I remember talking to someone more than two years ago at the beginning of his innovation project. Back then, as we talked, his timeframe for completion seemed to be months rather than years. Occasionally we talk on the phone about progress. Like the war, it’s not going to be over by this Christmas, or the next, or even the one after that. Some parts of the organization are really moving ahead, others are still trying to work out what innovation is.
Some organizations have the additional challenge of working with really smart and individualistic people. They will happily pursue their own projects but getting them to share and collaborate is a challenge. Think of organizations dominated by scientists or engineers. Academics are the same, too. I once was told that the best definition of a university was a group of people, united only by a common parking problem. So how do we foster collaboration and innovation in this environment?
Over a year ago, Tim wrote a really nice post based on a conversation we had with one of our network research partners. He had the challenge of working in a firm with a lot of very smart but individualistic people but he resisted the idea that encouraging collaboration was like ‘herding cats’. Instead, he talked about creating a garden for herding butterflies. The quote that we got from the manager is worth repeating here.
A lot of people say that knowledge management is like herding cats, but I say that it’s really like herding butterflies. You can’t make butterflies go anywhere – if you want them around you have to create a garden that attracts them.
To create that garden, we can think about job design, supporting processes that encourage the generation and execution of ideas, and ways to get those innovations to spread through the business. However, I recently been thinking about the physical ‘landscape’ for innovation.
Last month I ran an introductory strategy course for medical students as part of the UQ Medical School’s medical leadership initiative. As part of the course we worked on a strategy for a new medical business within one of Brisbane’s largest private hospitals.
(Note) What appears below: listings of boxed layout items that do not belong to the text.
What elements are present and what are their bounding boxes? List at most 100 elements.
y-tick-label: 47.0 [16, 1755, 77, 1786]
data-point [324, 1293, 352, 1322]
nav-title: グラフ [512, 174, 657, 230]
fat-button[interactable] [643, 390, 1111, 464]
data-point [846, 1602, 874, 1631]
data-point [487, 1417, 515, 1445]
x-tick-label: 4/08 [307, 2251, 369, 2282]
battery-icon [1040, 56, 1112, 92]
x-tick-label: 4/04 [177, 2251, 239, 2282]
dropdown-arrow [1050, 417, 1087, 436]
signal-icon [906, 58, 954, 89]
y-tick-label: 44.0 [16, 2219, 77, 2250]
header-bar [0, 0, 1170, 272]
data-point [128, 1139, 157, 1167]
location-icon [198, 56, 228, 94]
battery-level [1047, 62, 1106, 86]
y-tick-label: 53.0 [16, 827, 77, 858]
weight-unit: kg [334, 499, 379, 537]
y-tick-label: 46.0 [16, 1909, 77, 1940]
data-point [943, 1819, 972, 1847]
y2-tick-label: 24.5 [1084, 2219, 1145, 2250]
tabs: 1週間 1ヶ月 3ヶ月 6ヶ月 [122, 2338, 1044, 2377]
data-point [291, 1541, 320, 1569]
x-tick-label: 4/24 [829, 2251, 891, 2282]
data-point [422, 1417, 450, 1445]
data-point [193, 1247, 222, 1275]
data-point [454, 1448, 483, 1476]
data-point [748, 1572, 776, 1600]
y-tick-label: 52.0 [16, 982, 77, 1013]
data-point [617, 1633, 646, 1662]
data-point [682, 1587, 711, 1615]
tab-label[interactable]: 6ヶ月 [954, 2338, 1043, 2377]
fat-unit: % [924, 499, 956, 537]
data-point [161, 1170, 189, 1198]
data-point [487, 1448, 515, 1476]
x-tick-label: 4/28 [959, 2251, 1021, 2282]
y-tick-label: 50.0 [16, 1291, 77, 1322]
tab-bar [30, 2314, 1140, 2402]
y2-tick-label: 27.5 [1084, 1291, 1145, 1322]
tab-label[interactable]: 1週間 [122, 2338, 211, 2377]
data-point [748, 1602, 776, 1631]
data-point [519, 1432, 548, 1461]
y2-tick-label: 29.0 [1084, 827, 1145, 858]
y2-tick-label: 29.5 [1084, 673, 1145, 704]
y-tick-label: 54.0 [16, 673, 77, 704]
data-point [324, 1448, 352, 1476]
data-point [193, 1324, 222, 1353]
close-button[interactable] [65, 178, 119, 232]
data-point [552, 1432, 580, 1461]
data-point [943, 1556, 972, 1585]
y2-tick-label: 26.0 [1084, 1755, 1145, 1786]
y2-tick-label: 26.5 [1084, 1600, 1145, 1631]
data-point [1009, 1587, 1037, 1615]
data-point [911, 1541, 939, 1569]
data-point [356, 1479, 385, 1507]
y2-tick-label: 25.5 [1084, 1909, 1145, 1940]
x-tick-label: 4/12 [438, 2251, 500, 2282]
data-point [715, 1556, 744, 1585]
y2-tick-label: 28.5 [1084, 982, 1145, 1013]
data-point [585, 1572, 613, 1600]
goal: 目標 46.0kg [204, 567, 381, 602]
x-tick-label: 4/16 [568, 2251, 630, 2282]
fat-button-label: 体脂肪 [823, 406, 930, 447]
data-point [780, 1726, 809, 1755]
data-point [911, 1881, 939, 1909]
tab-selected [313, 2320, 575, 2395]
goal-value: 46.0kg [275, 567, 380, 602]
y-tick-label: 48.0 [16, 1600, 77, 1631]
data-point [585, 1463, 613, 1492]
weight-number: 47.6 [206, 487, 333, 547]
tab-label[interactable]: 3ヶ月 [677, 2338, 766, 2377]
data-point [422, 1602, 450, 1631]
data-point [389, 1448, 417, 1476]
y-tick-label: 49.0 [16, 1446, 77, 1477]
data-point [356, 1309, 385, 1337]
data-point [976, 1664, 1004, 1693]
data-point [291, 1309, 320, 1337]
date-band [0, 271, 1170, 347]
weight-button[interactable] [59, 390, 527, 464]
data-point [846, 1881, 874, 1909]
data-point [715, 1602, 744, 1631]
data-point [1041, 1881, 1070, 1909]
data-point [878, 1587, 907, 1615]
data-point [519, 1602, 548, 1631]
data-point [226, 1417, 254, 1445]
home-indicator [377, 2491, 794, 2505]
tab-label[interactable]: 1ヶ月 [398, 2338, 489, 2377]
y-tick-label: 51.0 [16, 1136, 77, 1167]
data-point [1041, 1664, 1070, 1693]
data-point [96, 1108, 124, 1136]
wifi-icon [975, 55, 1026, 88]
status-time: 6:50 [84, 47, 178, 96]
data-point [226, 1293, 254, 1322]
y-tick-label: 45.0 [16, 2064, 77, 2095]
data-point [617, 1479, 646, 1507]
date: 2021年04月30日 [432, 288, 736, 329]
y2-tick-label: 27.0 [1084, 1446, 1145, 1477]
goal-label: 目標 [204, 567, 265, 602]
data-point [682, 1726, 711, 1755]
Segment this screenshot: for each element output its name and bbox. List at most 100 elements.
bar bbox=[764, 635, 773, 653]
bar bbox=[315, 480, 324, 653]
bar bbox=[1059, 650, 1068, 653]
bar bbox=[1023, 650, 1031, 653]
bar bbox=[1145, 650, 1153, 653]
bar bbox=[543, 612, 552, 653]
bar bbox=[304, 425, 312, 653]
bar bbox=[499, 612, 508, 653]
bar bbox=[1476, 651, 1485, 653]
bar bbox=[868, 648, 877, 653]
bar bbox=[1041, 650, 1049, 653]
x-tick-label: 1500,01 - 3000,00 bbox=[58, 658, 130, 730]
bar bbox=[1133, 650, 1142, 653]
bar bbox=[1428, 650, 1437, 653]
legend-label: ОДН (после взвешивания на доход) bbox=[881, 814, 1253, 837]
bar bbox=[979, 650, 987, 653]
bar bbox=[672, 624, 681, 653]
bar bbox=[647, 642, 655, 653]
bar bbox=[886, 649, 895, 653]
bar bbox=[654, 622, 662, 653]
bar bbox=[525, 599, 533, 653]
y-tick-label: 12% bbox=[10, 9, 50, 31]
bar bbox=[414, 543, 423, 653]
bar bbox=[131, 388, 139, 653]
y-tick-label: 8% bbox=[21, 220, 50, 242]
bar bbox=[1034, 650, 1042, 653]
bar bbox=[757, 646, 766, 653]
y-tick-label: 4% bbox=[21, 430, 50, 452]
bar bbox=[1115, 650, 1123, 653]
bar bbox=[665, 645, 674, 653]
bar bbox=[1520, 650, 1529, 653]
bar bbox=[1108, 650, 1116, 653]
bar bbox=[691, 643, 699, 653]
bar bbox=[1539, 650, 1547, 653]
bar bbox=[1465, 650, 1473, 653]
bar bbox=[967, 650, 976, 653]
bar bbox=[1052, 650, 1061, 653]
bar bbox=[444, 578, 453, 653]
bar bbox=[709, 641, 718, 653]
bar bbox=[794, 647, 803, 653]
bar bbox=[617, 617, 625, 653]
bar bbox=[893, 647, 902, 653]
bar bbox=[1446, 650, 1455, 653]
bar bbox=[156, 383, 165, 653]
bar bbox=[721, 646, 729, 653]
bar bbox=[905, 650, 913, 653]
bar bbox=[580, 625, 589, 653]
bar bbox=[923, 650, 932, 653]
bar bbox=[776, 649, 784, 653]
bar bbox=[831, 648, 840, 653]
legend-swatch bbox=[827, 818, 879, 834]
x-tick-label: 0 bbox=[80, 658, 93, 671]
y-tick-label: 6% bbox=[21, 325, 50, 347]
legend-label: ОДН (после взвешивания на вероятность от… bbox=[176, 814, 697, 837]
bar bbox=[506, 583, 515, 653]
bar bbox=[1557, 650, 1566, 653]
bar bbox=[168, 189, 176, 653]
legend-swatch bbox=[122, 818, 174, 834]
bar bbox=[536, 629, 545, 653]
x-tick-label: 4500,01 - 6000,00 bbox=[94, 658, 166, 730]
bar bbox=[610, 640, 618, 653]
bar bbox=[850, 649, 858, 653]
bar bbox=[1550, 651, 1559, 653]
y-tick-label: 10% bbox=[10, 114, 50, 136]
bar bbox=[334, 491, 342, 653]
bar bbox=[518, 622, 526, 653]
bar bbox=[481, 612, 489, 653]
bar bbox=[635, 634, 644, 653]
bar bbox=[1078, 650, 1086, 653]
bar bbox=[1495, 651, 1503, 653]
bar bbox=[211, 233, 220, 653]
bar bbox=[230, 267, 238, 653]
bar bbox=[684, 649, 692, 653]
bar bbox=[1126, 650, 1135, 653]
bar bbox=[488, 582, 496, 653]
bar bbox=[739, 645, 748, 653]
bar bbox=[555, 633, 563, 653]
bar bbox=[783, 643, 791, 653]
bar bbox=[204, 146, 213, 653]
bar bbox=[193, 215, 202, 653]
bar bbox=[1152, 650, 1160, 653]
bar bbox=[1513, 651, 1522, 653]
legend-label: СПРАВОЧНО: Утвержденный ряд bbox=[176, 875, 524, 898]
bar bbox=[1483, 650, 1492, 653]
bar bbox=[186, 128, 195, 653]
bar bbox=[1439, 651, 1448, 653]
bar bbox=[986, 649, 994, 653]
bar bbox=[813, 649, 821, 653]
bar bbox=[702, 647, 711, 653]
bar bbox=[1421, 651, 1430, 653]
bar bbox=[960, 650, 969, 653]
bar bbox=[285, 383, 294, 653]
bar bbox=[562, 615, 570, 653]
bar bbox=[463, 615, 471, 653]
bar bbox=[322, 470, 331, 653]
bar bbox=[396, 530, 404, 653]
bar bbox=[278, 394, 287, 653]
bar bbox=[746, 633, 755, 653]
On the final day, the medical director gave comments on the presentations from the students and it wasn’t until then that I realized what was at the core of this business.
Jim is an outstanding manager and very experienced medical director. The medical consultants who work within the hospital are essentially sole traders and Jim can’t force them to do anything through coercion. However, Jim also knows that the performance of the hospital depends upon the ability of the consultants to know who else is in the hospital and what sort of expertise they have. Finding the right medical expertise at the right time is very important for getting the best outcomes for patients. Jim says that he spends a lot of time talking to people and finding out how he can help them to do their job better but another thing that he does is to consider the hospital ‘space’.
It seems obvious, but Jim thinks a lot about where to put buildings and important services. For example, the case-study my medical students were looking at was a new piece of equipment to treat cancer. By placing it in a very visible and ‘high-traffic’ part of the hospital, it becomes a place where a variety of cancer consultants will meet with the operators and each other. To extend the butterfly metaphor, it’s a well-positioned flower bed to encourage collaboration.
Tim and I have a few flower beds like this in the business school. There is a coffee service on the balcony and a lot of chance collaboration happens in the mail room too. What ‘gardening’ in your organization could you do to improve collaboration?